Oui. Soit il existe déjà des solutions et il s’agit d’assurer la diffusion à plus grande échelle. Soit on n’a pas de solution satisfaisante, mais c’est une priorité et on se met en ordre de marche pour adresser cette priorité, avec un programme sur une durée déterminée, en commençant par la recherche si nécessaire. Notre force, c’est que l’on travaille ensemble depuis la recherche jusqu’à l’éleveur.

De quel type de budget disposez-vous ?

Nous avons déjà obtenu des aides au montage. Désormais, on s’inscrit dans un grand appel d’offres de la Caisse des Dépôts et Consignations, intitulé Territoires d’innovation de grande ambition (TIGA) et sur lequel nous sommes en concurrence avec d’autres secteurs comme Rennes Métropole ou Airbus, etc. Nous essayons aussi d’obtenir des financements des conseils régionaux, de FranceAgrimer. Enfin, nous bénéficions des ressources propres des partenaires, soit via des forces de travail, soit des ressources budgétaires issues par exemple des coopératives.

L’intérêt du LIT est donc aussi de coordonner l’ensemble des actions sur un sujet de société pour aller chercher des fonds sur de grands appels d’offres ?

Tout à fait, nous visons également des fonds européens. Aujourd’hui, nous avons essentiellement des fonds nationaux et régionaux. Les chambres d’Agriculture apportent aussi des ressources via des dispositifs expérimentaux ou via des techniciens et des ingénieurs.

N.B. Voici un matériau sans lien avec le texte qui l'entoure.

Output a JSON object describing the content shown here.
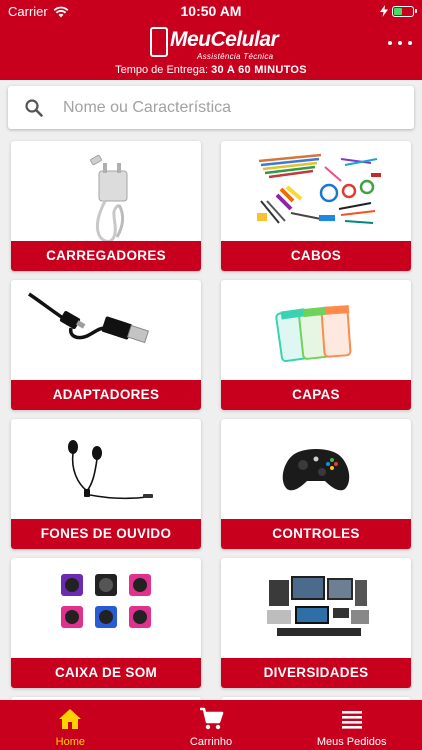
{
  "status_bar": {
    "carrier": "Carrier",
    "time": "10:50 AM"
  },
  "header": {
    "logo_text": "MeuCelular",
    "logo_subtitle": "Assistência Técnica",
    "delivery_prefix": "Tempo de Entrega:",
    "delivery_value": "30 A 60 MINUTOS"
  },
  "search": {
    "placeholder": "Nome ou Característica",
    "value": ""
  },
  "categories": [
    {
      "label": "CARREGADORES",
      "icon": "charger-image"
    },
    {
      "label": "CABOS",
      "icon": "cables-image"
    },
    {
      "label": "ADAPTADORES",
      "icon": "usb-adapter-image"
    },
    {
      "label": "CAPAS",
      "icon": "phone-cases-image"
    },
    {
      "label": "FONES DE OUVIDO",
      "icon": "earphones-image"
    },
    {
      "label": "CONTROLES",
      "icon": "game-controller-image"
    },
    {
      "label": "CAIXA DE SOM",
      "icon": "speakers-image"
    },
    {
      "label": "DIVERSIDADES",
      "icon": "electronics-image"
    }
  ],
  "tabbar": [
    {
      "label": "Home",
      "icon": "home-icon",
      "active": true
    },
    {
      "label": "Carrinho",
      "icon": "cart-icon",
      "active": false
    },
    {
      "label": "Meus Pedidos",
      "icon": "list-icon",
      "active": false
    }
  ],
  "colors": {
    "brand_red": "#c8001e",
    "active_tab": "#ffd100",
    "background": "#efefef"
  }
}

Serez-vous présent au SPACE ?

Oui. Nous serons sur le stand de l’INRA, dont une partie sera réservée au LIT.

Quelle est la date du prochain séminaire ?

Des groupes de travail et des séminaires se tiennent régulièrement, et le prochain grand séminaire ouvert à tous se tiendra en février ou mars 2019. Ce sera aussi la première AG du LIT. Fin 2018 sera consacré à la rédaction du dossier d’appel d’offres.